3. His Girl Friday [1940]
Dir: Howard Hawks
Okay, so it’s the second version of an original stage play – originally adapted to the screen as The Front Page in 1931 by Lewis Milestone – but it still counts. Cary Grant and Rosalind Russell are both outstanding, spitting insults and observations at each other with a lighting pace – in fact, it may be the fastest spoken movie of all time. Brilliantly shot by DoP Joseph Walker, the film is also a fascinating social commentary on the age of the editor and the US justice system. More than that though it’s just one of the funniest films of all time, averaging as many one-liners per minute as Airplane! (Abrahams, Zucker, 1980). The finale, where Burns (Grant) and Hildy (Russell) hide Earl Williams, a convicted murderer who never meant to do anybody harm, is stinging social satire, but the real Joy comes in Grant delivering lines like “Listen, you insignificant, square-toed, pimple-headed spy.” Just wonderful.
2. 12 Monkeys [1995]
Dir: Terry Gilliam
The original film, La Jetée, consists of a series of black and white photographs that tell the story of a time travelling slave looking for supplies in the wake of WWIII. In Gilliam’s contemporary update war is replaced by famine and disease – specifically a man-made virus that wiped out humanity. Featuring a career best performance by Bruce Willis, and an Oscar-nominated Brad Pitt, it’s an incredibly intelligent sci-fi thriller with some of the most inventive imagery ever committed to celluloid, courtesy of the visionary Gilliam – a contemporary to Czech surrealist Jan Svankmajer even when he was working on Monty Python.
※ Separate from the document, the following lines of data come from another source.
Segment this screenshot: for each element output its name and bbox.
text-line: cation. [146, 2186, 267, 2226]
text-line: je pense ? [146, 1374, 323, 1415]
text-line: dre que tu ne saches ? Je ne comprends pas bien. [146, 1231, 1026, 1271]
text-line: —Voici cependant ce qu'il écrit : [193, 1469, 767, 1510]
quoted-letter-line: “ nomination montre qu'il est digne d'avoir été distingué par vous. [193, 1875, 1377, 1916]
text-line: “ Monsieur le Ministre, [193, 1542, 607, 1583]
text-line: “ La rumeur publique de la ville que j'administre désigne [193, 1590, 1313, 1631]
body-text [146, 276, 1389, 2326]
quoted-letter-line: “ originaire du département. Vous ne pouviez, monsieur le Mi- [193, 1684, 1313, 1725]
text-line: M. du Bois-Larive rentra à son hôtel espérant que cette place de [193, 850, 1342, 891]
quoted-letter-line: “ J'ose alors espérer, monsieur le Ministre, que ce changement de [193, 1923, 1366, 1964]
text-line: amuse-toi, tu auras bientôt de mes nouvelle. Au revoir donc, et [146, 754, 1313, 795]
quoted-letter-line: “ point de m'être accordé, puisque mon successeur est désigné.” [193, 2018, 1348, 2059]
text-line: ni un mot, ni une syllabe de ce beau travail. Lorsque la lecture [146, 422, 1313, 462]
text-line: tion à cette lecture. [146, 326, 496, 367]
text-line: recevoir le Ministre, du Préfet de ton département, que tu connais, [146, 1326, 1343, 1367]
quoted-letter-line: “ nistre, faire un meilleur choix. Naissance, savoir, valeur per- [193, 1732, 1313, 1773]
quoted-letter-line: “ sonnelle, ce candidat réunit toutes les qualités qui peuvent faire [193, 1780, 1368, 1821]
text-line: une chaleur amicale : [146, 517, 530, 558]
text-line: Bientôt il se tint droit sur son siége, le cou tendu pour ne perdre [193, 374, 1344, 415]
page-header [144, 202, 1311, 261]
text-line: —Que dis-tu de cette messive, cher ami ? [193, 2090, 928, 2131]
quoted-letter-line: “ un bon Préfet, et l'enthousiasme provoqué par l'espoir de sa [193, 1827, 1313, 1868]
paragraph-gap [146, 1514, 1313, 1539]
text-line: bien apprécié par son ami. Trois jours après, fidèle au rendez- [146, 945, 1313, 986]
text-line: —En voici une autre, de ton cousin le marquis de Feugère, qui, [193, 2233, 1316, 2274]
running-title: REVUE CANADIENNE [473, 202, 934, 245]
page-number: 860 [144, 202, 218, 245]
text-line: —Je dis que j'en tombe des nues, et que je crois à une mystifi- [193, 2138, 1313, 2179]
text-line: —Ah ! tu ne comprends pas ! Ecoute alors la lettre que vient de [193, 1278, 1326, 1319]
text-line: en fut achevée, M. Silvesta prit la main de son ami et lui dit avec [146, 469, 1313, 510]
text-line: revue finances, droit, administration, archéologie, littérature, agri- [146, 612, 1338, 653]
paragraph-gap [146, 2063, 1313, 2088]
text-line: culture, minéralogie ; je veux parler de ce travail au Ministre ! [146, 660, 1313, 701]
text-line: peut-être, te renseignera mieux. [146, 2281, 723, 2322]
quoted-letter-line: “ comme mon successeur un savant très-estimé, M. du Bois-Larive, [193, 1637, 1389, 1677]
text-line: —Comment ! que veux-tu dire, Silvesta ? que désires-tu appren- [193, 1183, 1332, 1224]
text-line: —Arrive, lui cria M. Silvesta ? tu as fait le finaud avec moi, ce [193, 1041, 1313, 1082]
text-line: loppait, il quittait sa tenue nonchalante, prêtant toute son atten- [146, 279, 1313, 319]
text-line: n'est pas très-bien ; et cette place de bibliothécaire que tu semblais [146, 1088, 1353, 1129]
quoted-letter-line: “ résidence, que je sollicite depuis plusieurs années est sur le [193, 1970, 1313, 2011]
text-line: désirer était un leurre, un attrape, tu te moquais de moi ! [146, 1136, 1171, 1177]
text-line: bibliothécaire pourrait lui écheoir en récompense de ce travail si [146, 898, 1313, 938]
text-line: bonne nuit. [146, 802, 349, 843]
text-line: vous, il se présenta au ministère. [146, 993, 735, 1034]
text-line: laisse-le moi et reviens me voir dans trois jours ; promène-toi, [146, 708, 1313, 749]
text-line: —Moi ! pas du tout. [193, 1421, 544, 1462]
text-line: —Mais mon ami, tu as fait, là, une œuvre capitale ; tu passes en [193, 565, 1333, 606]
It has a genuine air of dystopian madness – the snow-set scenes of Cole (Willis) emerging to the surface only to find a lion mounting the rooftop of a building has a peculiar sadness. The paranoid tone, constantly moving camera and batshit crazy performance by Pitt all build to create one of the most underrated films of the 90s.
1. Nosferatu. Phantom Der Nacht [1979]
Dir: Werner Herzog
F.W. Murnau’s 1922 original may be the more important work, and a more established masterpiece, but Herzog’s ethereal remake is one of the best horror movies of all time. Amping up the atmosphere, it also injects a good deal of sex into proceedings with the presence of Isabelle Adjani, who pouts and sulks her way through the movie in a silk gown. Klaus Kinski makes a formidable vampire – his wired, rat-like features and pale makeup create a ghostly presence – a lurking danger, he’s both terrifying and sympathetic. Best of all though are the beautifully shot scenes of a plague ridden town – completely empty except for funeral parades and rats, they’re given a haunted air by the original score, a creepingly delicate series of orchestral pieces by Popol Vuh. It’s alternately scary, erotic and emotionally poignant – by the time Nosferatu perishes in the sun, this superbly directed masterpiece has bettered the original in almost every sense.